Database performance with Senzing is highly related to latency. Issues with performance, in order, tend to focus around:
- Disk IO performance of the database server - see the Disk Performance article
- Lack of database tuning for an auto-commit OLTP workload
- Network bottlenecks preventing high speed communication between the Senzing API and the database
- Latency between the database server and non-direct attached storage subsystems
The database parameters outlined here are the minimim required and not an exhaustive list for optimal database performance. We are happy to assist in making further recommendations but you should always include your Database Administrator in helping to monitor and tune your underlying Senzing database.
For each database system the following parameters should be set for the Senzing auto-commit workload.
The Senzing engine automatically sets a couple of SQLite pragmas suited to the Senzing workload. If your database is small and you have RAM to spare you could consider using tmpfs to improve performance. See the Disk Performance article.
The pragmas set for SQLite:
- synchronous = 0
- secure_delete = 0
- journal_mode = WAL
- journal_size_limit = 1000000
db2 update db cfg for <database_name> using PAGE_AGE_TRGT_MCR 10
Assure that the ec2 instances running the Senzing API are in the same AZ, VPC, and subnet as the Aurora PostgreSQL server. This will greatly reduce latency and increase performance.
If you have an Aurora PostgreSQL read replica in another AZ, all commits will be synchronous. Either disable replicas for the large historical/initial loads or assure the replicas are in the same AZ.
For MS SQL 2019, make sure the database is set to a UTF-8 character set. If your database is not in UTF-8 (e.g. running MS SQL 2017) it is critical that your odbc.ini set "AutoTranslate = No" for the configuration so data is not corrupted.
ALTER DATABASE <G2 DB> SET DELAYED_DURABILITY = Forced;
ALTER DATABASE <G2 DB> SET AUTO_CREATE_STATISTICS ON;
ALTER DATABASE <G2 DB> SET AUTO_UPDATE_STATISTICS_ASYNC ON;
MS SQL also has some other special case items.
- It doesn't update the query plans automatically so the DBA will need to be involved to update statistics and flush the procedure cache.
- On RedHat, unixODBC is not built with --enable-fastvalidate which severely limits scaling per process. Microsoft explains the issue here. Ubuntu and Debian ship with this flag enabled.

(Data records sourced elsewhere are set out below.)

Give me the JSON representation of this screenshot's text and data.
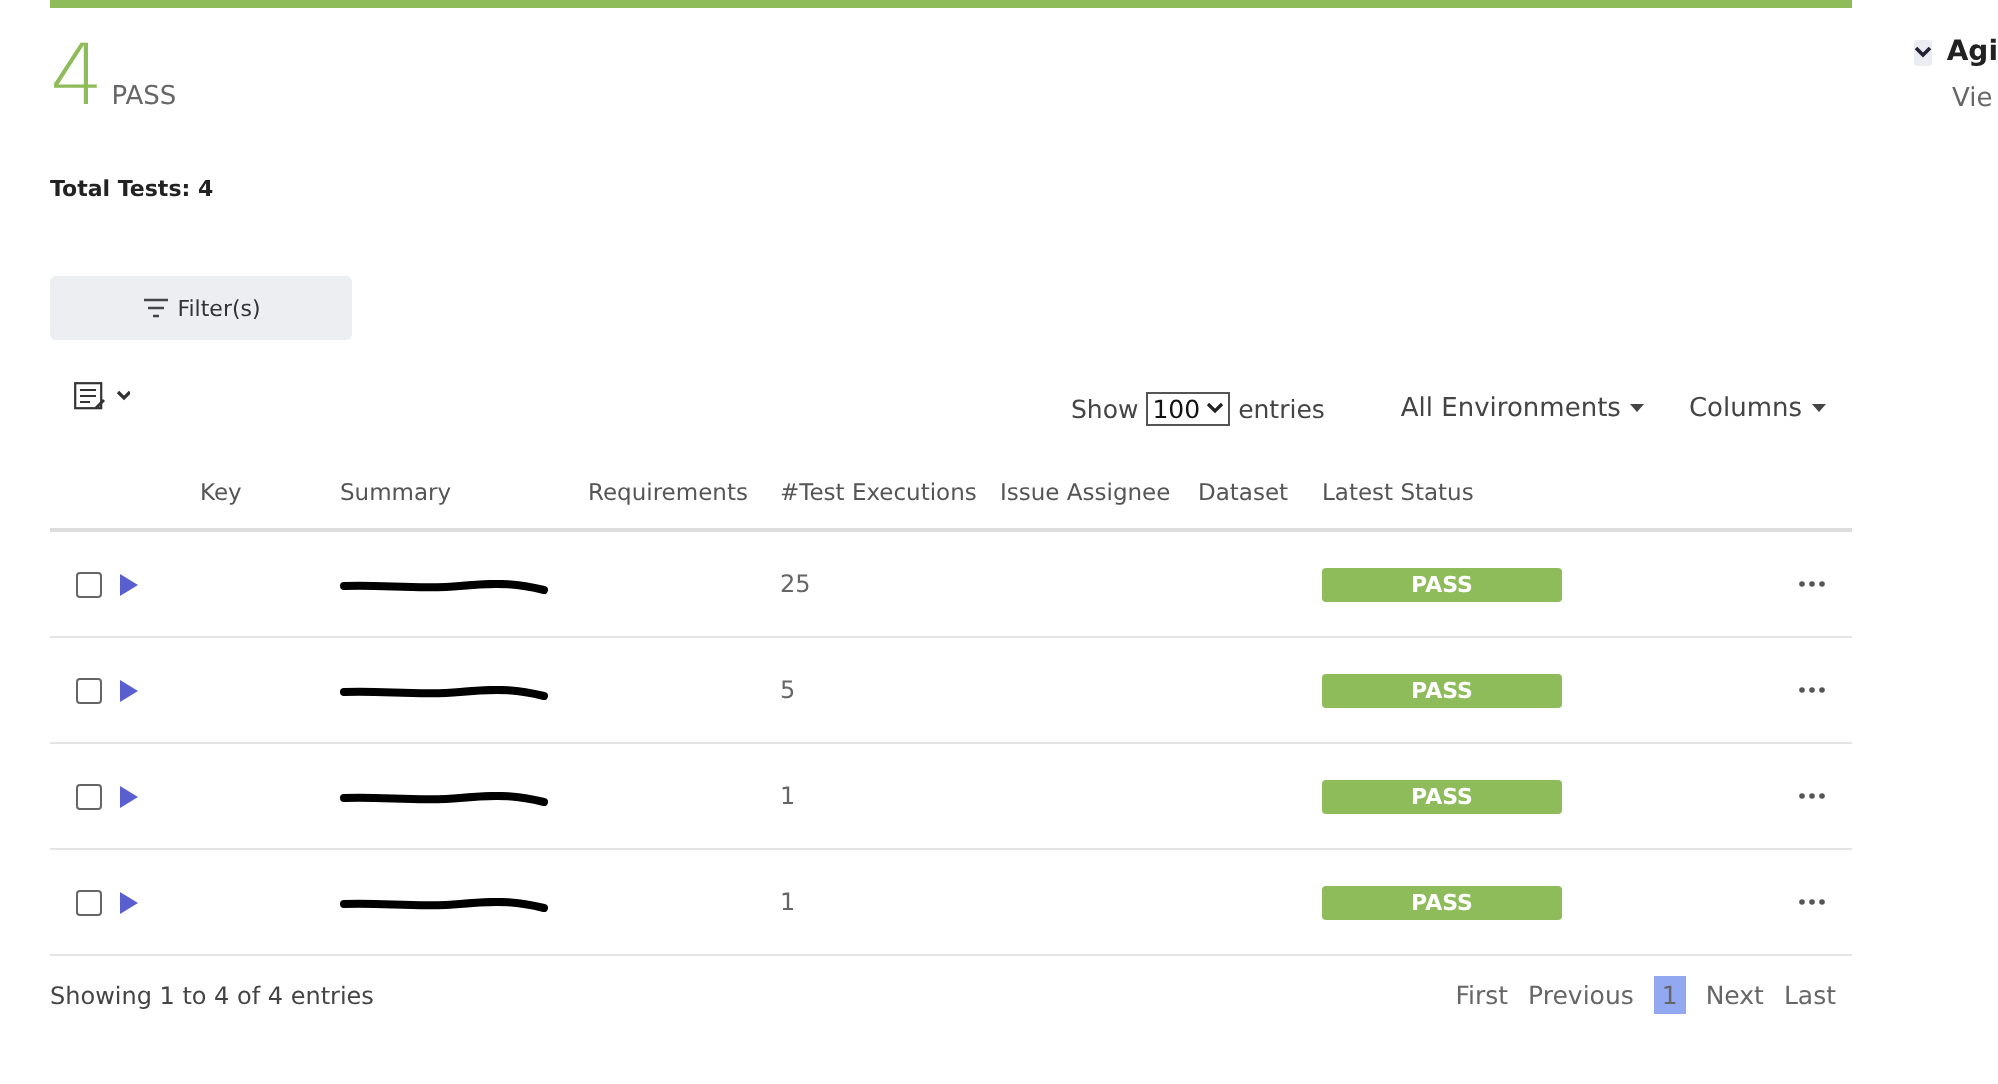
{
  "summary": {
    "count": "4",
    "status": "PASS"
  },
  "total": "Total Tests: 4",
  "filter_button": "Filter(s)",
  "length": {
    "prefix": "Show",
    "value": "100",
    "suffix": "entries"
  },
  "dropdowns": [
    "All Environments",
    "Columns"
  ],
  "table": {
    "columns": [
      "Key",
      "Summary",
      "Requirements",
      "#Test Executions",
      "Issue Assignee",
      "Dataset",
      "Latest Status"
    ],
    "rows": [
      {
        "checked": false,
        "summary_redacted": true,
        "executions": "25",
        "status": "PASS"
      },
      {
        "checked": false,
        "summary_redacted": true,
        "executions": "5",
        "status": "PASS"
      },
      {
        "checked": false,
        "summary_redacted": true,
        "executions": "1",
        "status": "PASS"
      },
      {
        "checked": false,
        "summary_redacted": true,
        "executions": "1",
        "status": "PASS"
      }
    ]
  },
  "info": "Showing 1 to 4 of 4 entries",
  "pagination": [
    {
      "label": "First",
      "selected": false
    },
    {
      "label": "Previous",
      "selected": false
    },
    {
      "label": "1",
      "selected": true
    },
    {
      "label": "Next",
      "selected": false
    },
    {
      "label": "Last",
      "selected": false
    }
  ],
  "side_panel": {
    "title": "Agi",
    "link": "Vie"
  }
}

On Ubuntu, Microsoft supplies a version of unixODBC that does NOT contain --enable-fastvalidate for the build. This creates a 10x performance problem. You must override its versions by downgrading to the Ubuntu-built versions. Currently, that is:
sudo apt install libodbc1=2.3.6-0.1build1 unixodbc=2.3.6-0.1build1
innodb_flush_log_at_trx_commit = 0
innodb_flush_method = O_DIRECT
innodb_file_per_table = 1
On larger Senzing systems running a high number of threads you may see errors that additional prepared statements can't be created:
42000 Can't create more than max_prepared_stmt_count statements (current value: 16382)
If you know you will be running Senzing on a larger system with a higher than default number of threads, or you receive an error similar to the above, you will need to increase the number of prepared statements for the database. For example, on MySQL by increasing max_prepared_stmt_count:
max_prepared_stmt_count = 100000
100,000 is a suggested value but this will vary depending on threads and speed of system. A suggested formula is 2000 * number of Senzing threads + 500
Networking used to be very straightforward, easy to monitor and manage. There was the exceptional case of devices hitting max packets per second or driver/OS/PCI bottlenecks but those were rare.
The popularity of cloud environments extracts much of the network topology from the user. Your application and database could be on different sides of a data center (or continent) or even communicating through very limited virtual systems when they are co-located. Cloud networking is often a black box and the hardest component to troubleshoot.
We have seen systems scale from 30 records per second to 1000 records per second simply by switching the type of underlying cloud network fabric:
- Make sure your systems are co-located as close as possible when provisioned
- If there are options between virtual and physical switches, test with both options
- Ask about both bandwidth and packets per second limits